Il fine di questo metodo e la perdita di peso di 15-25 kg in sei mesi, dopo questo periodo la procedura può essere ripetuta, dipendendo dai risultati ottenuti. L’intervento presenta efficienza massima ai pazienti con IMC (indice di massa corporea) tra 30 e 40 o in sovrapeso. Il palloncino intragastrico è raccomadato anche se la persona supera di solo 10 kg il peso ideale.
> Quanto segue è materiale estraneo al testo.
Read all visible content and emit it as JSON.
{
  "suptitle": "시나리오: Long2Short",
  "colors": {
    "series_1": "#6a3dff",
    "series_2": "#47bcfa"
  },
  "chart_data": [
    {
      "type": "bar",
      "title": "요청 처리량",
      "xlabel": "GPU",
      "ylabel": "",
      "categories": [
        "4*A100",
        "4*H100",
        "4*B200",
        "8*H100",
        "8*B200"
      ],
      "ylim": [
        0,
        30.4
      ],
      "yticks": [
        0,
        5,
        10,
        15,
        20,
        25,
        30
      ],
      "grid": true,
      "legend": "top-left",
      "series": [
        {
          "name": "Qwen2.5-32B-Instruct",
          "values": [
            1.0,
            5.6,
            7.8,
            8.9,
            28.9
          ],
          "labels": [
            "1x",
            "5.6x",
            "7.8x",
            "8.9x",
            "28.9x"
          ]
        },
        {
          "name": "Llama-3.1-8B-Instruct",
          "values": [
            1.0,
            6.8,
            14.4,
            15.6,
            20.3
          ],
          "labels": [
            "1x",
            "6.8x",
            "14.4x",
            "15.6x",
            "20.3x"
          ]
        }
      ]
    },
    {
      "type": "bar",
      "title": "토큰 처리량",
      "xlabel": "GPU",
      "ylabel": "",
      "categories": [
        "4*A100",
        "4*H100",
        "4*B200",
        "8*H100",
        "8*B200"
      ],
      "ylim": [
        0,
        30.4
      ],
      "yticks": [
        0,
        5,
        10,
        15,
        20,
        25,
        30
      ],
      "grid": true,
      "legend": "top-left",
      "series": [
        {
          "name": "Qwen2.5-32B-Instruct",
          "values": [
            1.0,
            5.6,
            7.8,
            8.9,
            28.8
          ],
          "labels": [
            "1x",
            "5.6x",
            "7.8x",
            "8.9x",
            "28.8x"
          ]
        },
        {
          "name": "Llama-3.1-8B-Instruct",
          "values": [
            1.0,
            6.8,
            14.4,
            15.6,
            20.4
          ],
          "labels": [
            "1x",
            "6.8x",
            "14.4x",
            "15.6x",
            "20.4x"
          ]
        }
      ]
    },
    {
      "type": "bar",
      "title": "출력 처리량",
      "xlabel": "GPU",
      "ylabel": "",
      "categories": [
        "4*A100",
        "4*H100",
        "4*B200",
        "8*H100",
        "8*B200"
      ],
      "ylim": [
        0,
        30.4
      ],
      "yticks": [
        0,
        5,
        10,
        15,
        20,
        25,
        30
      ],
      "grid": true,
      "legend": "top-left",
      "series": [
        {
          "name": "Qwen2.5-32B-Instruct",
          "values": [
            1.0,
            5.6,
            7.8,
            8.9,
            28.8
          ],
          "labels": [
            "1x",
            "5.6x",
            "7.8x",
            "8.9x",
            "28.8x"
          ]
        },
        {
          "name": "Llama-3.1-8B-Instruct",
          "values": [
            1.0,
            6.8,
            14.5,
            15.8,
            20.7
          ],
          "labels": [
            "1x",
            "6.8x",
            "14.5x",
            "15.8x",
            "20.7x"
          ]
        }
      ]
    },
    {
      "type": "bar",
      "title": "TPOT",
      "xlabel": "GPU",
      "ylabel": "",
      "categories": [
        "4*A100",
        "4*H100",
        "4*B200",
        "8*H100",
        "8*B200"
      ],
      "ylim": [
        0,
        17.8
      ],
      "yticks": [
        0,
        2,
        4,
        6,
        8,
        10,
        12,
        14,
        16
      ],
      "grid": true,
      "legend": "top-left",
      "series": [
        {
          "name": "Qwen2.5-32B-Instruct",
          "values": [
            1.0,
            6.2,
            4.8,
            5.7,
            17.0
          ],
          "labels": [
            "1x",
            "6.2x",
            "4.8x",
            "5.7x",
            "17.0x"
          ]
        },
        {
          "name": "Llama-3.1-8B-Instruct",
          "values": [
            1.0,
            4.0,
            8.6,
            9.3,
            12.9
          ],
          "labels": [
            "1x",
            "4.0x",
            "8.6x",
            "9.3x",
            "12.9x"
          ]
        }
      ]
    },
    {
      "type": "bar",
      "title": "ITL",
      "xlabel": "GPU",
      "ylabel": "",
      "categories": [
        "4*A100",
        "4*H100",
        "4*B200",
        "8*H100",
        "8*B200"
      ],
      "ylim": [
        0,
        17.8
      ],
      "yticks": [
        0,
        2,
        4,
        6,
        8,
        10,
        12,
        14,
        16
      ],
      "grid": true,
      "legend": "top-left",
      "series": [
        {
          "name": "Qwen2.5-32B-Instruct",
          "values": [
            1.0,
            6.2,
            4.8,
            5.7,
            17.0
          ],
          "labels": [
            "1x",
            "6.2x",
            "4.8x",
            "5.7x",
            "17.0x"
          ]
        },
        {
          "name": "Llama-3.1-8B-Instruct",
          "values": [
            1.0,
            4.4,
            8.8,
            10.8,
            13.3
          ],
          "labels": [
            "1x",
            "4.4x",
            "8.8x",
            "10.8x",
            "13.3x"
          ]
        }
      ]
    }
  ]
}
Il metodo per ridurre in modo signifiativo l’apporto alimentare è l’inserimento nello stomaco di un palloncino in silicone. L’intervento e non-chirurgico – si esegue per via endoscopica. Il palloncino sgonfiato viene inserito nello stomaco attraverso la bocca, mentre il paziente è sedato ad un certo livello. Una volta all’interno dello stomaco, il palloncino vuoto viene riempito di 400-700 cm cubi di siero fisiologico e blu di metilene. Il tubo di riempimento (catetere) e rimosso dal palloncino, lo stesso si chiude con una valvola autosigilante e gallegia nello stomaco, di cui voulme occupa una parte importante, producendo in questo modo una sesazione di sazietà precoce dopo ingerimento di piccole quantità di alimenti.
Il palloncino in silicone occupa circa due terzi della capacità dello stomaco in un corpo normale.
Dopo sei mesi il palloncino deve essere rimosso, visto che l’ambito acido (succo gastrico) indebola il materiale.

I rischi comportati da questo trattamento cotro l’ingrassamento è la possibilità che il palloncino si rompe. C’è un minimo rischio che la tasca con sierro sgonfia, ma senza nessun pericolo. Il primo indicio si verifica abbastanza velocemente, perché il colore dell’urina diventa verde, per causa dell’introduzione nel siero del blu di metilene, sostanza antisettica di quale unico ruolo e quello di indicatore. Le sostanze dentro il palloncino sono eliminate nelle materie fecali e non implicano nessun rischio di reazioni avverse dell’organismo.
Per i primi giorni succesivi al posizionamento del palloncino delle nausee possono verificarsi, come reazione fisiologica dell’organismo che rifiuta il corpo estraneo.
L’impianto rimanerà nello stomaco del paziente al massimo 6 mesi, ulteriormente, dopo una pausa di tre-quatro mesi, se il paziente desidera una maggiore perdita di peso, è possibile eseguire un nuovo impianto di palloncino intragastrico.
Il palloncino è rimosso dallo stomaco nello stesso modo in cui è stato posizionato. Prima, il palloncino viene forato e la sostanza salina è aspirata con un ago attraverso il canale dell’endoscopio. Il palloncino completamente sgonfiato è rimosso con le pinze speciali, sempre attraverso l’endoscopio.
Per il posizionamento occorono solitamente 25 minuti, mentre solo 15 per la sua rimozione. Il paziente potrà essere dimesso dall’ospedale in qualche ore oppure il giorno dopo, in dipendenza dello stato generale del medesimo.
Il prodotto è contraindicato alle persone soffrendo di ulcera gastrica.
L’uso del palloncino deve andare insieme con dieta e attività fisica addatte. Durante i sei mesi il paziente segue un allenamento per abituarsi ad un certo comportamento alimentare e fisico, per tutta la vita. Nel caso contrario, il maggior rischio è quello di ritornare al peso precedente, una volta il palloncino rimosso.